The traditional definition requires each condition to occur on the same day. Once the signal has occurred, it is valid for 30 days. To eliminate false positives technical analysts have imposed the addition conditions that the Hindenburg Omen:
- Must be triggered three times in a row within a month from the first triggering event for said initial trigger signal to be considered to be valid – requires double confirmation.
- Is only valid when tightly coupled triggerings occur within a two-week period of time.
These criteria have been hit twice since Aug. 12, prompting Miekka to get out of the market entirely. Based on recent market action, many others may follow suit.

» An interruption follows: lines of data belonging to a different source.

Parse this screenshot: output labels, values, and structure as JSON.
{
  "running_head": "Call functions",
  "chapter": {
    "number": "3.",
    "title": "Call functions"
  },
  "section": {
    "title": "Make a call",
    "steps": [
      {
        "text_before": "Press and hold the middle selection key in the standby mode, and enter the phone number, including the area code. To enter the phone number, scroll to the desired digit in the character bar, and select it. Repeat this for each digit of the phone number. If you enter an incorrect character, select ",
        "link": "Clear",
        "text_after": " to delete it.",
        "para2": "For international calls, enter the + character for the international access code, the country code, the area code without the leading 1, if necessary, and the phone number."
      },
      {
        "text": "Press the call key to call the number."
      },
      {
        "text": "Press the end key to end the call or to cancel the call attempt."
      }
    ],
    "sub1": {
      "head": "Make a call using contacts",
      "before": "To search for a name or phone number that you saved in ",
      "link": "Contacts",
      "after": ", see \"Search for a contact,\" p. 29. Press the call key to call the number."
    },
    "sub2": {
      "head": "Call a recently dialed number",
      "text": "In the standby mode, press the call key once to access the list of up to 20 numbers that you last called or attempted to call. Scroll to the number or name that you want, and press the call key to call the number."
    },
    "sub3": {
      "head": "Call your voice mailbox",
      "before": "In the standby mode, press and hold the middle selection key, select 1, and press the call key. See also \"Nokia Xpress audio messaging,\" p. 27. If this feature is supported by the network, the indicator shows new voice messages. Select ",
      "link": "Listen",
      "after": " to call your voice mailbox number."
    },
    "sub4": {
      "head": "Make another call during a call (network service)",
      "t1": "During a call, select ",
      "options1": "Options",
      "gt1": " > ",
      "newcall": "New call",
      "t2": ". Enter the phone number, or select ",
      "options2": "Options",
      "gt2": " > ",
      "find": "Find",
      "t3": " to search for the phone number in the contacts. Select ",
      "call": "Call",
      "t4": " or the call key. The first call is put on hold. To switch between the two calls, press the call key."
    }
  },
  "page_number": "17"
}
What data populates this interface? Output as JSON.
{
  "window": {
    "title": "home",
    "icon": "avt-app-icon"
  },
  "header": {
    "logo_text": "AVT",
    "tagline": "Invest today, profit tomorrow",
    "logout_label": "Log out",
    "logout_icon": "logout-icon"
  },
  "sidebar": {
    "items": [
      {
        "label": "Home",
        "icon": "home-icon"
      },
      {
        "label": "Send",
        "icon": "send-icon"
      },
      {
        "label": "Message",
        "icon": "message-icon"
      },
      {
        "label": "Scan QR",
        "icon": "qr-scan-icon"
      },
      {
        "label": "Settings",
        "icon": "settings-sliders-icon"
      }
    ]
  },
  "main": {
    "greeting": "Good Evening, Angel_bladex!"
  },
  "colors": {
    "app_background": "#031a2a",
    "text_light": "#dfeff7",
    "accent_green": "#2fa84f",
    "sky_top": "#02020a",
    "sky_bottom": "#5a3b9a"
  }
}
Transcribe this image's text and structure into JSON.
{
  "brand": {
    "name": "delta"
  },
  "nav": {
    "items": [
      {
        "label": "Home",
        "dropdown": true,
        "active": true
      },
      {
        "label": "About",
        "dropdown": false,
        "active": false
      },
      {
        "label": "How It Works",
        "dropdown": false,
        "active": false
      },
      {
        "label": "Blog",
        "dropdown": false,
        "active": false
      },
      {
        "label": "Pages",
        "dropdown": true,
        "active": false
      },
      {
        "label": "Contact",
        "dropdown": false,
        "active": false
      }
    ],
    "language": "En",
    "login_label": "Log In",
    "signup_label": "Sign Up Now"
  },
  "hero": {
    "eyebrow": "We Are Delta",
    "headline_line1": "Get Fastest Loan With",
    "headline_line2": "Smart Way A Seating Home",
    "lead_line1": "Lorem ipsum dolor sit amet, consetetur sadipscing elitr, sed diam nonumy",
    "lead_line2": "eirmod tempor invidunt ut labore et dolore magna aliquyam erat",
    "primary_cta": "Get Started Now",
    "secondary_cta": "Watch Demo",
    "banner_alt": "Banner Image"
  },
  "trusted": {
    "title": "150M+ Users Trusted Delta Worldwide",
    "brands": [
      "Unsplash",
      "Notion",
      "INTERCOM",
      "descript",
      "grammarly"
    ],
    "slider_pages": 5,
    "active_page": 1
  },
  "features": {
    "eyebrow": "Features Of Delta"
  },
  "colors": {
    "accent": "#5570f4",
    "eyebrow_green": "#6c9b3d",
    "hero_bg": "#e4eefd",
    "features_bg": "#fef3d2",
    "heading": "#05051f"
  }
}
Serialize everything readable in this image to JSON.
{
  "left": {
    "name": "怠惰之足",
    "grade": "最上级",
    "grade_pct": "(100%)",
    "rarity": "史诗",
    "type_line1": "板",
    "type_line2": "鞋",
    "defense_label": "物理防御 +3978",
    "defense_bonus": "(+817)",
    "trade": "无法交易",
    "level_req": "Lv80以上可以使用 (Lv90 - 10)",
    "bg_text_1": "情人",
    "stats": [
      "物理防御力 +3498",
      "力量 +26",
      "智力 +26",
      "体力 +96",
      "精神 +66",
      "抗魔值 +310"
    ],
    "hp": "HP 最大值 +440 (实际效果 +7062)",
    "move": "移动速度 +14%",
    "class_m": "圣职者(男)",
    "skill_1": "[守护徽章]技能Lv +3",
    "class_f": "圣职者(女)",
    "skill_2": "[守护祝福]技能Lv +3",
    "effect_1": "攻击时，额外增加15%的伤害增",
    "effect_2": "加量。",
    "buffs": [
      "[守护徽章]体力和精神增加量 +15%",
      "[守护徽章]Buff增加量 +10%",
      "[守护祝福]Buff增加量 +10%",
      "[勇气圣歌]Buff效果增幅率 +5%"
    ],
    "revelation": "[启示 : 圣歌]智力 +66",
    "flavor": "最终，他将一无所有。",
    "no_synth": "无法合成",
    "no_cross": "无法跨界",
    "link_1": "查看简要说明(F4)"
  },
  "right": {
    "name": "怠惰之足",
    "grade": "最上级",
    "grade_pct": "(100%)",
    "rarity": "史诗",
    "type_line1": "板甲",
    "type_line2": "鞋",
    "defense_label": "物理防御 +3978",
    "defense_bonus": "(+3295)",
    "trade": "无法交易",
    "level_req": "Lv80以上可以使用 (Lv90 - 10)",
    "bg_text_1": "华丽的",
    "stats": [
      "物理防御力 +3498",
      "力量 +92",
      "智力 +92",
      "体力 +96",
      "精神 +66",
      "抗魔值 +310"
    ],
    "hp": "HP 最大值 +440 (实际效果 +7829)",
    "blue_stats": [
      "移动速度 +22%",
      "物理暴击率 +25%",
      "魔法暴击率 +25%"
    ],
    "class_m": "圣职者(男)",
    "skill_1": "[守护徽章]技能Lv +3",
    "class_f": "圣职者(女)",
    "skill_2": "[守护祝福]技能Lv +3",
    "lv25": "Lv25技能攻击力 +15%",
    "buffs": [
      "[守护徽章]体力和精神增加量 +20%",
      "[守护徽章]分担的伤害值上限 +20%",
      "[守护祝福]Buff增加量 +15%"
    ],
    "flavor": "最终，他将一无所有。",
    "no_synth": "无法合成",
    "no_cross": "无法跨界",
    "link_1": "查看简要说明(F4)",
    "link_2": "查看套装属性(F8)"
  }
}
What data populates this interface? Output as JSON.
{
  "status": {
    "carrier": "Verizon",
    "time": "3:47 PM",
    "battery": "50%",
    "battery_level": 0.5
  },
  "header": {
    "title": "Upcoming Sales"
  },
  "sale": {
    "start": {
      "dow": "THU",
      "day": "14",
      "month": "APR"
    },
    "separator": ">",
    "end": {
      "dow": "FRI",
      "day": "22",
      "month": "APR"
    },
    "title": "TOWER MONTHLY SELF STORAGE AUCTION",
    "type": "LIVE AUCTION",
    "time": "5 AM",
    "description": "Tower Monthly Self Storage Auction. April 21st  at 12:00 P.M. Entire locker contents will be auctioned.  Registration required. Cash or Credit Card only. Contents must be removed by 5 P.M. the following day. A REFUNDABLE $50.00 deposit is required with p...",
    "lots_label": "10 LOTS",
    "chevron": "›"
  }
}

It’s not just the Omen that has investors worried. Macroeconomic indicators suggest that the job market is not going to turn around soon. Banks, insurance companies, and manufacturers, all, are hoarding cash. This bodes poorly for the housing market. As well, the Wall Street Journal reports that there is much dissention within the Fed over policy positions. In addition, bailouts have failed to fix the problems in the U.S. financial sector.
Nobody wants to see a stock market crash, but those in power at the U.S. Treasury and at the Fed had better be clutch hitters in order to avoid a “third strike.”